Le président de l’Académie Goncourt signe son retour en librairie ce 14 mai avec Wanted. Inspiré par les figures contemporaines du pouvoir mondial, il livre une dystopie ironique aux allures de western moderne.
Sur la couverture, une unique phrase, une citation : « Mon idée est toute simple, non ? Je suis étonné de ne pas y avoir pensé plus tôt. » Signée Elon Musk, elle donne d’emblée le ton de cette fable grinçante.
Publié le 14 mai chez Stock, Wanted, le nouveau roman de Philippe Claudel – président de l’Académie Goncourt, prix Renaudot pour Les âmes grises et prix Goncourt des lycéens pour Le rapport de Brodeck –, plonge dans une dystopie délirante, où les figures les plus controversées de notre époque deviennent les personnages d’un western contemporain.

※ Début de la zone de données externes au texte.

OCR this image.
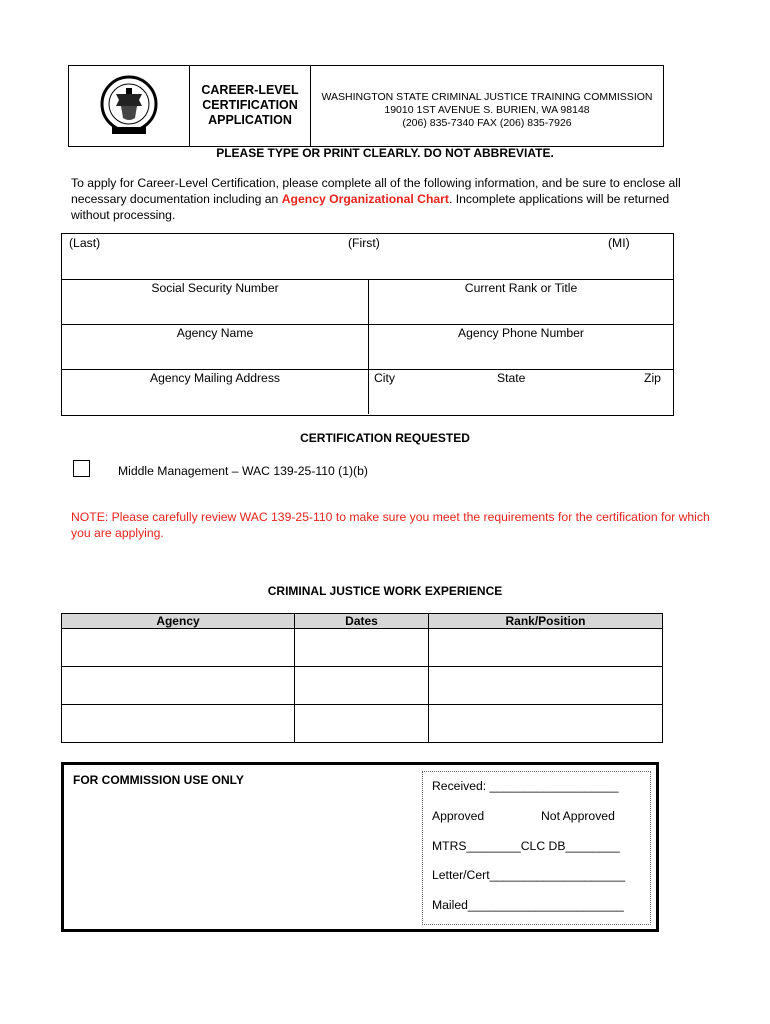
CAREER-LEVEL
CERTIFICATION
APPLICATION
WASHINGTON STATE CRIMINAL JUSTICE TRAINING COMMISSION
19010 1ST AVENUE S. BURIEN, WA 98148
(206) 835-7340 FAX (206) 835-7926
PLEASE TYPE OR PRINT CLEARLY. DO NOT ABBREVIATE.
To apply for Career-Level Certification, please complete all of the following information, and be sure to enclose all necessary documentation including an Agency Organizational Chart. Incomplete applications will be returned without processing.
(Last)	(First)	(MI)
Social Security Number	Current Rank or Title
Agency Name	Agency Phone Number
Agency Mailing Address	City	State	Zip
CERTIFICATION REQUESTED
Middle Management – WAC 139-25-110 (1)(b)
NOTE: Please carefully review WAC 139-25-110 to make sure you meet the requirements for the certification for which you are applying.
CRIMINAL JUSTICE WORK EXPERIENCE
Agency	Dates	Rank/Position

FOR COMMISSION USE ONLY	Received: ___________________
Approved	Not Approved
MTRS________CLC DB________
Letter/Cert____________________
Mailed_______________________
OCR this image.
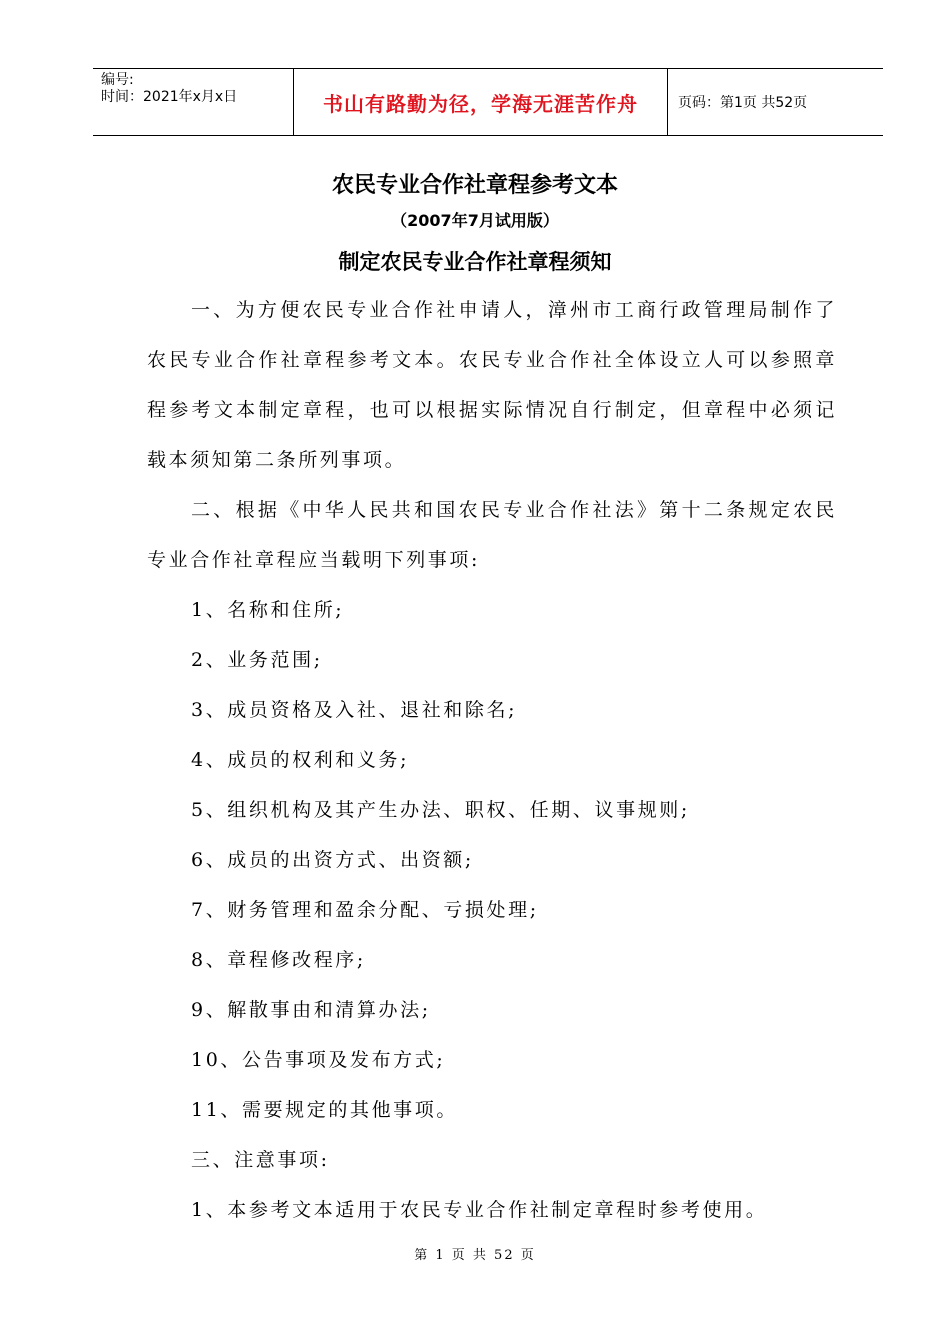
编号:
时间：2021年x月x日	书山有路勤为径，学海无涯苦作舟	页码：第1页 共52页
农民专业合作社章程参考文本
（2007年7月试用版）
制定农民专业合作社章程须知

一、为方便农民专业合作社申请人，漳州市工商行政管理局制作了农民专业合作社章程参考文本。农民专业合作社全体设立人可以参照章程参考文本制定章程，也可以根据实际情况自行制定，但章程中必须记载本须知第二条所列事项。

二、根据《中华人民共和国农民专业合作社法》第十二条规定农民专业合作社章程应当载明下列事项:

1、名称和住所;

2、业务范围;

3、成员资格及入社、退社和除名;

4、成员的权利和义务;

5、组织机构及其产生办法、职权、任期、议事规则;

6、成员的出资方式、出资额;

7、财务管理和盈余分配、亏损处理;

8、章程修改程序;

9、解散事由和清算办法;

10、公告事项及发布方式;

11、需要规定的其他事项。

三、注意事项:

1、本参考文本适用于农民专业合作社制定章程时参考使用。

第 1 页 共 52 页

Une comédie noire au parfum de Far West
Dans ce récit dystopique, Trump, fraîchement réélu, annonce aux côtés d’Elon Musk une prime d’un milliard de dollars pour éliminer Vladimir Poutine. Le monde chancelle, l’ONU s’agite, les chancelleries s’insurgent, mais la mécanique infernale est lancée. Ce scénario extravagant, Claudel l’assume pleinement. « Ces types avaient trois longueurs d’avance sur moi, cavalaient devant, confie-t-il dans Totémic sur France Inter, diffusé le 16 mai. J’avais l’impression qu’ils me prenaient mon champ d’investigation, qui est celui de la fiction. […] Moi aussi, il faut que je fasse mon job. »
Elon Musk, Donald Trump, Vladimir Poutine : autant de figures omniprésentes, qui s’invitent jusque dans notre intimité médiatique. « On vit avec, soutient Claudel. Ils ont quasiment fracassé la porte. […] Moi aussi, je peux me permettre d’entrer dans la leur. Et d’entrer notamment dans leur tête, et d’essayer de voir quel est ce labyrinthe complètement obscur et dément qu’est leur mode de pensée. »
Rire pour ne pas se résigner
Face à l’absurdité du monde, Claudel choisit l’humour comme antidote. « J’espère que mon livre apportera une énergie de l’ironie, de la moquerie, de la résistance », affirme-t-il au micro de France Inter. Il met à nu la vacuité de ces figures de pouvoir dont les décisions absurdes sidèrent les contre-pouvoirs et paralysent les démocraties. Et rappelle ainsi que le grotesque est parfois le masque du tragique.
Son roman paraît quelques semaines après la publication de L’heure des prédateurs de Giuliano da Empoli, autre invité de France Inter et de La Grande Librairie. Une thèse complémentaire s’y déploie : celle d’un monde désormais gouverné par des « autocrates décomplexés », épaulés par des « seigneurs de la tech ». Trump, Poutine, Musk, mais aussi MBS ou Nayib Bukele, président du Salvador, y deviennent les emblèmes inquiétants d’un pouvoir privatisé, brutal et spectaculaire.
Un écrivain enraciné et punk
Sur le plateau d’Augustin Trapenard, Claudel a également évoqué ses racines lorraines et son adolescence nourrie par Patti Smith, les Stranglers et les fulgurances du punk. « Punk un jour, punk toujours », souriait-il. Une posture de révolte, qui irrigue son œuvre et trouve ici une nouvelle expression : une fiction enragée, lucide, libre.
Depuis plus de 20 ans, Claudel tisse une œuvre traversée par la mémoire, l’exil, la culpabilité. Avec Wanted, il déplace le regard : c’est désormais la confiscation de la réalité qu’il combat – l’usurpation du récit par ceux qui prétendent réécrire le monde à coups de tweets, de provocations, ou de milliards.